Those Winter Sundays Imagery

Robert Hayden’s poem “Those Winter Sundays” talks about a father and son relationship during the early 1900s. It is told from a third person point of view, but it focuses on the son as he thinks about his relationship with his father. The poem takes place in winter because that’s when they used to see each other, and they didn’t like each other very much.

Those Winter Sundays poem by Robert Hayden is a poem with great imagery. The poem contains various types of figurative language to help the reader understand the meaning of the poem, which depicts loss and grief. There are many ways one could describe this poem, but for now it will be described as a poem that uses imagery , rather than figurative language . This is because throughout the poem there are about three sentences out of five that contain some sort of figurative language.

The poem Those Winter Sundays opens up with “Sundays too my father got up early. (1), which helps establish where in time this all takes place. It lets readers know that the speaker’s father is alive and also that this poem takes place in the winter, which allows readers to create a picture of what’s going on. The poem follows with “He put his clothes on in the semi-dark. “(2). This line helps set the mood and tone for the poem by letting us know about how depressing everything seems to be. It also lets us know that he would wake up early every morning during winter so we can see where this poem fits into an everyday schedule.

The next paragraph goes on describing how bleak things seem by saying “Every Sunday as regular as clockwork”(5), to describe just how often this happens and then continues with “he quietly disappear d”(6) to show that there was no warning or fanfare involved. The poem then changes a bit and starts to depict more of the father’s emotions at this point using “As regular as Sunday itself”(7). Readers can see that he probably treated it as a regular day because there was no formal goodbye, but some people would still make breakfast for their spouse before they left.
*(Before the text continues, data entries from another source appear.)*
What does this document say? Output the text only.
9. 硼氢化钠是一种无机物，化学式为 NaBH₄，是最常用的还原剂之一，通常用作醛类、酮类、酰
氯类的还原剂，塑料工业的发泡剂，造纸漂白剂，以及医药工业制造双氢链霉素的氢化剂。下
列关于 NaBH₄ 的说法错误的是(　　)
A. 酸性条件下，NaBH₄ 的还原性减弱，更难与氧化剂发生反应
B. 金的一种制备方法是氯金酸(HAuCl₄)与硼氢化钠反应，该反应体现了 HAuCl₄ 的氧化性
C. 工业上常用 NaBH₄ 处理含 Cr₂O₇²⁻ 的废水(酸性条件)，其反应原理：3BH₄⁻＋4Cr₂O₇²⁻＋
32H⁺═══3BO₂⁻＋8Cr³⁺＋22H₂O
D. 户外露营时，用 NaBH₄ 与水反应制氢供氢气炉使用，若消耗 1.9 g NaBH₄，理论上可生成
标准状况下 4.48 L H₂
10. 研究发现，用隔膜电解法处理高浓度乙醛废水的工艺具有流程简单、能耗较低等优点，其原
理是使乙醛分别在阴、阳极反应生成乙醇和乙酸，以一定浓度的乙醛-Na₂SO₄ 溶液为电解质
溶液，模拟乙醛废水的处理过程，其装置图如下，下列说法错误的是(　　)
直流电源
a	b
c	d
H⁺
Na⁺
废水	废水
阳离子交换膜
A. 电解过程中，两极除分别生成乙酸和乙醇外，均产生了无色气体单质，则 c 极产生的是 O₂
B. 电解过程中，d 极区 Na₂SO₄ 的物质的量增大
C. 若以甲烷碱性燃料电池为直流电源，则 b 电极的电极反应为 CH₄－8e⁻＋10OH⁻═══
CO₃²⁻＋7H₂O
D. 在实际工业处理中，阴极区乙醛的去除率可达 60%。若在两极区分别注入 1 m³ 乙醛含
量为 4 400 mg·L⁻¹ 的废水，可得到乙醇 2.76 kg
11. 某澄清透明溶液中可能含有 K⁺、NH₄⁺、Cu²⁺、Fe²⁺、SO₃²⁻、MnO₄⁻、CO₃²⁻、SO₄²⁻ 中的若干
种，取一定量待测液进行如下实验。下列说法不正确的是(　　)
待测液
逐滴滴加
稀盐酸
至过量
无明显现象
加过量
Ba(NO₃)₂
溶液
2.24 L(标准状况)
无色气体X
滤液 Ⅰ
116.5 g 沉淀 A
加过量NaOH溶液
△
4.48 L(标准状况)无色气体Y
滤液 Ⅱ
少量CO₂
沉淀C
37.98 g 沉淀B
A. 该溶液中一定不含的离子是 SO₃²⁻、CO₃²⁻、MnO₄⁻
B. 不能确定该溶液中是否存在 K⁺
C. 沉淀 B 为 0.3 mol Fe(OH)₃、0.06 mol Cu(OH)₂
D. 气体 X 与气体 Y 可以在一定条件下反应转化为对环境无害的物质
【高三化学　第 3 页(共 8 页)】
Fitzpatrick uses imagery to show how dreary life is during winter by saying “… the house as cold as heaven”(10), which makes readers feel the isolation of the characters in the poem. This can also be seen when Hayden says “And down the ravine behind the house” (11) because winter often feels cold even if you’re not outside. Throughout this poem Robert Hayden uses figurative language to help paint a picture of how drab and depressing everything is. There are also many other types of figurative language in this poem, but for now it will be described as only using imagery.  

The poem starts out with the speaker, who is presumably Robert Hayden, giving background information about how he would spend his winter Sundays every year. “Sundays too my father got up early/ and put his clothes on in the blueblack cold.” The poem speaks of two different types of Sundays: the time before church and the time after church. Before church, Robert or Bob (the speaker) would usually sit around by himself for about an hour because his father was just waking up. His dad wouldn’t say anything to him until he went to get ready for church to which Bob would reply back with something like, “I’m not going.”

The poem continues talking about how they both disliked Sunday mornings because it meant they would not see each other until the next Sunday. When Robert’s father got ready for church, he would tell Bob to put on his shoes and be respectful to everyone there. It was important to go because it gave them a chance to get away from their two-person home for at least an hour, but also because it’s what they were expected to do as Christians.

After church, Robert told his family all about what happened during the service including if someone fell asleep or anything funny that took place so anyone who wasn’t present wouldn’t feel out of the loop. Once the whole thing was over with, Robert could keep talking about church ,but only if no one else wanted to talk about something different yet.

This poem is really all about Robert not his father because he is the only one who speaks. Bob did every Sunday of his life until he became a man, and then he had to get up early on Sundays too. All of this poem happens before any of it is even explained in detail because the poem’s title already implies what it will be about.

The poem “Those Winter Sundays” talks about how Robert Hayden felt when he was around his father during the winter time when they didn’t like each other very much. The poem starts out with teaching you that Robert and his dad used to hate Sundays starting from when Robert was just a boy until later in life when they both hated them equally. Then it goes into talking about their relationship and how they were toward each other on Sunday mornings. The poem basically says that Robert and his dad were always having a rough relationship from things from the past, but they had to deal with it regardless because it’s what a father and son should do.

Robert Hayden talks about Sundays in “Those Winter Sundays” as being a day worse than any other day of the week. If someone didn’t have to get up early for church, they could sleep late and not be tired during the rest of their weekend. Once you’ve gotten up though, you can’t go back to bed so all you’re left with is another day that has passed just like every other one before it.

Bob doesn’t say much about how he felt being around his father either way whether it was before or after church. He does talk about Sundays being a boring day though, which makes sense because he had to spend it with the one person in the world that he didn’t like very much.